Duas aulas gravadas em modo automático porque no fim das gravações quando me perguntavam se tinha gostado, se tinha corrido bem, se estava convicta da validade científica dos conteúdos lecionados… eu não sabia o que responder, aliás nem sabia o que tinha dito, nem se me tinha esquecido de algo, na minha cabeça apenas e só um frustrante vazio e uma enorme vontade de chorar. Eu não tinha mesmo noção do que tinha feito e não podíamos ver antecipadamente as gravações, veríamos quando os outros, quando as aulas fossem para o ar! Sendo assim, a frustração e o medo da reação do público ir-se-ia prolongar e com uma agravante, eu estava consciente que a minha primeira aula ia para o ar no primeiro dia de emissão do #EstudoEmCasa, dia em que todo um país (os alunos por necessidade e o público em geral por curiosidade) ia ter os olhos colados ao televisor, ou seja, tudo a ajudar… Embora no fim da gravação destas duas aulas iniciais me tivessem acalmado e explicado que estava tudo bem, que não tinha de estar apreensiva, que o discurso tinha sido coerente, que a imagem era segura, que a colocação de voz era estimulante, que não houve falhas científicas (não há palavras para agradecer estes estímulos! Muito obrigada às colegas de Inglês do 9º ano que me acompanharam nesta luta e a todos os intérpretes de Língua Gestual Portuguesa com quem tive a honra de trabalhar) … eu precisava ver para crer! No dia 20 de abril de 2020, quando a primeira aula foi para o ar, enchi-me de coragem e coloquei-me em frente ao televisor a pensar que depois de ver, seria ainda maior a frustração e a vergonha, tais eram as baixas expetativas e, talvez por isso, depois de ver consegui acalmar, não tinha sido tão mau como eu imaginava e a linguagem utilizada era de facto clara, segura e coerente… mas acreditem ou não, durante o tempo de gravações, lembro que foram 19, esta ansiedade manteve-se. A pressão era imensa, não tínhamos alunos em estúdio e tínhamos noção que ao sairmos do anonimato poderíamos ser alvo das mais diversas criticas. Foram dias de loucura e com os níveis de adrenalina em constante subida. Foram desbravados “mares nunca dantes navegados”, que jamais pusemos a hipótese de navegar e que de repente tivemos de descobrir.
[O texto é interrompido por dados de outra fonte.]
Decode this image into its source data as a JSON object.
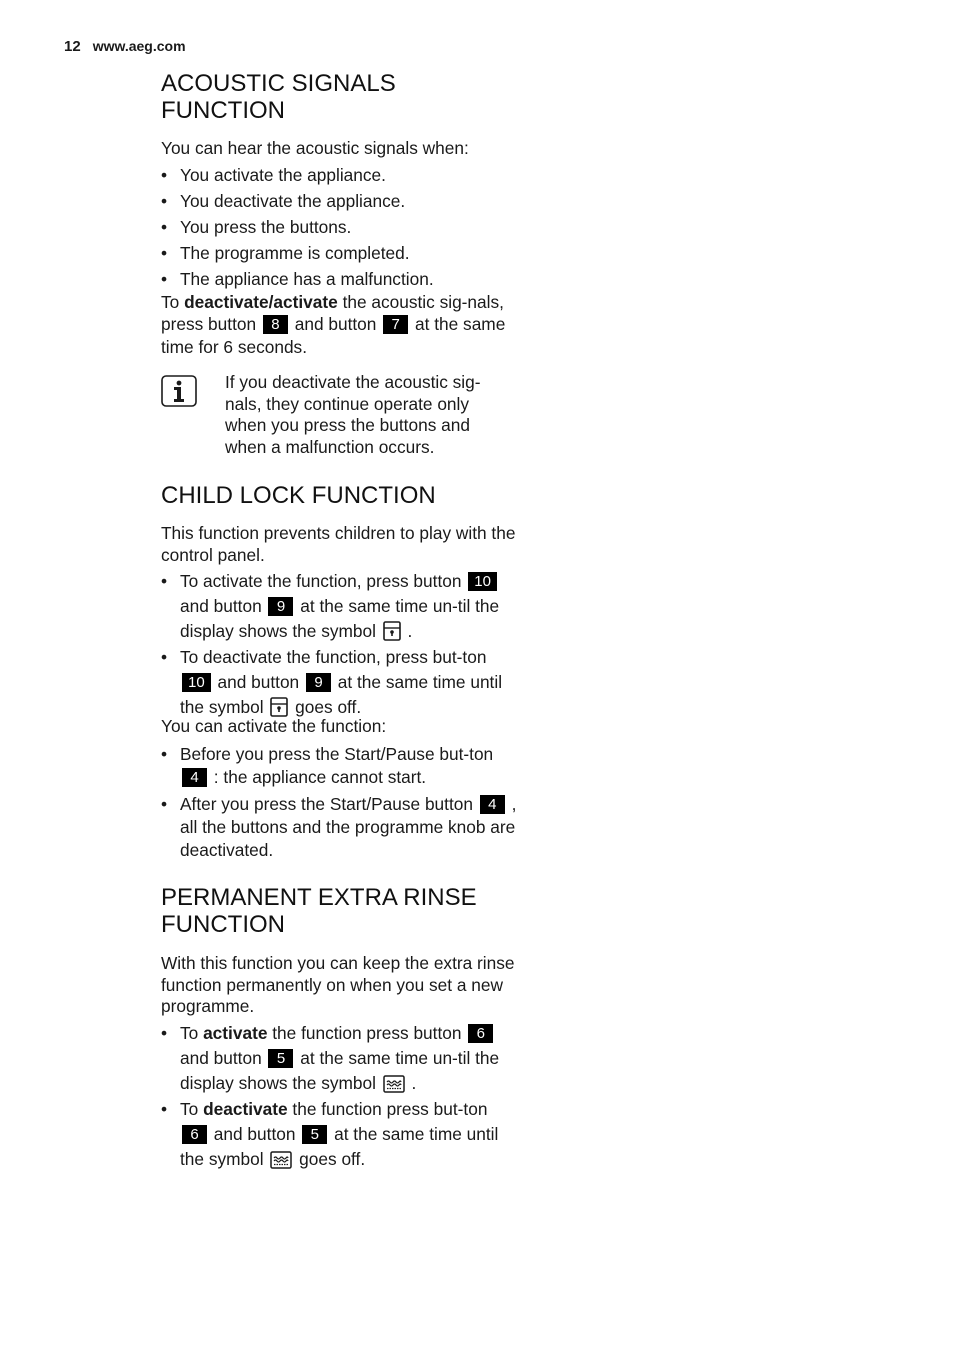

“Valeu a pena?” Claro que sim, “Tudo vale a pena. Se a alma não é pequena.” E a alma de todos os que aceitamos este desafio foi enorme. Fomos chamados para servir o nosso país e ajudar a massa humana que nos move, os alunos. Todos demos o nosso melhor, todos tivemos falhas, todos sabemos que houve pormenores que poderiam ter sido mais eficazes, todos sabemos que o ser humano é um eterno descontente e a classe docente, em particular, é das mais exigentes em relação ao seu desempenho profissional… Mas agora que a missão terminou, penso que podemos afirmar que a experiência foi enriquecedora e que todos os que estivemos envolvidos neste projeto saímos com dignidade e com a consciência tranquila.

Para finalizar, relembrar apenas uma velha máxima “dos fracos não reza a história”, por isso há que saber enfrentar e ultrapassar os medos, só assim podemos evoluir pessoal e profissionalmente. Desafio terminado, orgulho no trabalho desenvolvido e pronta para novas “viagens”… Hoje e sempre pelos alunos do meu país!